The use of the imperative grammatical mood in this poem is so effective – how it drives the poem forward. It starts with the first word: Insist, then all the other imperatives follow: feel, remember, listen, look, drink and eat, forgive, awaken, sleep. These imperatives could be a mantra for healing and health!

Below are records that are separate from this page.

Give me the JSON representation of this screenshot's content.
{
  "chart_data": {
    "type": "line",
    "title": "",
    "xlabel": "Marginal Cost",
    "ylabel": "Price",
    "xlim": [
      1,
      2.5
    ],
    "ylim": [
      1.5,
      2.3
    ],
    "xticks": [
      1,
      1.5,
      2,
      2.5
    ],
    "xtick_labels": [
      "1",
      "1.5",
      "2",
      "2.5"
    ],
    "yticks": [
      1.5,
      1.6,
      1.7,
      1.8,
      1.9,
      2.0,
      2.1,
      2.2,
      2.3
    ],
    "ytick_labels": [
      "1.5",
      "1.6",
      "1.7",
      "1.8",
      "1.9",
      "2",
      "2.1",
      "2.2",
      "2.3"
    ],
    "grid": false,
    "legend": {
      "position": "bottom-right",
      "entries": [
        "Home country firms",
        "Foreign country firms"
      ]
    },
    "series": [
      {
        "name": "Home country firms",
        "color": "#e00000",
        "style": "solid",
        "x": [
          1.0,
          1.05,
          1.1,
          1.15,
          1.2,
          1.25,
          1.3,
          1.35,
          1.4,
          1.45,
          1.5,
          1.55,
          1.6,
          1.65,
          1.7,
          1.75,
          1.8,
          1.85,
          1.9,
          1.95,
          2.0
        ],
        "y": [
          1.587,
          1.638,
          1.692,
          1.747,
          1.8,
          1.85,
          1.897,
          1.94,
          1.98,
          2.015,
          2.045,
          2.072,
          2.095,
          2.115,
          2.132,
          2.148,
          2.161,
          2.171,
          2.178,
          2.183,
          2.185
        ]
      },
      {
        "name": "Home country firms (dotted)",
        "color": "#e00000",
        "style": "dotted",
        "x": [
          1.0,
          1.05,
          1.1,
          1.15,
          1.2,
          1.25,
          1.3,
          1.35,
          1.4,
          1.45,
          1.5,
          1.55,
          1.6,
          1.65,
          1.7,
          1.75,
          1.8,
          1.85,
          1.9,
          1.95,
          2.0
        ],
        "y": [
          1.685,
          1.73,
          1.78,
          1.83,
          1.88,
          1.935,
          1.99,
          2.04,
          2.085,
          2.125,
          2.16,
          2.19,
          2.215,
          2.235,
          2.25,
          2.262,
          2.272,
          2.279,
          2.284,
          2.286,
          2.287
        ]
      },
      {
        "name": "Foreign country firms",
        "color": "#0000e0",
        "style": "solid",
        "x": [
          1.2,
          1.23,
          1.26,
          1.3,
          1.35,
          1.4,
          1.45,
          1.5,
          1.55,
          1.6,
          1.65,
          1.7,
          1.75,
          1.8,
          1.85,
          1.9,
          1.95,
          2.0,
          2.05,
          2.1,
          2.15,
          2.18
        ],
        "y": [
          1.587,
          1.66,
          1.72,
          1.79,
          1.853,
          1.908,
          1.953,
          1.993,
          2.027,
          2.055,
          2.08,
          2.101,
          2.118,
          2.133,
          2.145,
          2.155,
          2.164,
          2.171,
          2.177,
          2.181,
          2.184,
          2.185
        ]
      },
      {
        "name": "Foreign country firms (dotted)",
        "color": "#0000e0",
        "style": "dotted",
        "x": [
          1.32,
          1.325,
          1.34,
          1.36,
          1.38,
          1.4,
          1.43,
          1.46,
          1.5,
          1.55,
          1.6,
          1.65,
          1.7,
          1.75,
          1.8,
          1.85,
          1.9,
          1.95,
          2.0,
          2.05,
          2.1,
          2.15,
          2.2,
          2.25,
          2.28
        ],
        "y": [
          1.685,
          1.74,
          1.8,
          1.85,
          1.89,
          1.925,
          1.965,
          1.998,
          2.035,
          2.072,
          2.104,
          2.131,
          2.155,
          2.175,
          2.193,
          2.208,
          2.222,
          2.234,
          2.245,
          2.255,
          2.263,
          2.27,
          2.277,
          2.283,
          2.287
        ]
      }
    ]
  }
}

And I am so taken by the lyric power and intensity of the last lines: Sleep the way horses canter through the dark trees riderless//until they forget they’re horses. The many other lyric moments in the book that break out of its narrative constraints, its deft use of ordinary speech, is one of the compelling strengths of this remarkable collection. Shocking narratives, yes. But contained with exquisite craft, the grace of fine workmanship. The lyric power of these lines from this poem,

from There was Smoke in the Sunrise:

………………………..Outside a clatter
in the naked snag, crow calls
like stilettoes on black top. For years
they’ve been warning us –
black Cassandras of the power lines.

Dion O’Reilly, ibid

In so many of Dion’s poems, especially involving her mother and sister, I hear so many echoes of  American Sharon Olds, the great so-called confessional poet. And it seems appropriate that one of Dion’s poems in the collection is called  ironically, Confessional Poetry is Dead. And in this poem she mentions a famous poet who no longer writes about working as a janitor in Saskatchewan. Who is that I wonder? And, of course, as she says she is hearing that  confessional poetry is dead, this poem and so many of her others state the  opposite: it’s alive and well. This ending of the poem:

from Confessional Poetry is Dead

I’m sorry I must confess again.
It’s like a tic. I can’t help myself.
I’m hurting because my mother
was a sadistic lunatic because her mother
was a passive aggresive lunatic,
because her mother had twelve dead babies
before her liver wasted away-
all of it a huge secret
in our Perfect Rich White Nuclear family.
Perfect. Rich. White. Nuclear.
Are these words enough
for you to like me?
To hate me? For you to see
this pain I need to confess
in a small part
of something terribly broken.

Dion O’Reilly, ibid

At the last, the first lines of a poem that directly addresses graphically the violence Dion grew up with. The poetic power of Dion’s rage that does not devolve into a rant. A necessary witness to the unspeakable. I commend Dion’s poetics, her selective use of irony, her courage:

from When I think of my sister’s happiness

as she watched our mother strip me,
begged our father to beat me,
how she left me once, concussed,
in a tub, I want to feed her a scrap
of my own meat. She seemed so hungry,
so lit by the love of my blood.
Well, we were both hungry, though
we ate and ate. There was so much food. We were rich!
Dion O’Reilly, ibid

When it comes to a title that is so utterly undercut by the first two lines in the poem, this title must take the cake. How she subverts the title into something quite the opposite of happiness! And the awful irony of: We were rich! The skill of Dion O’Reilly.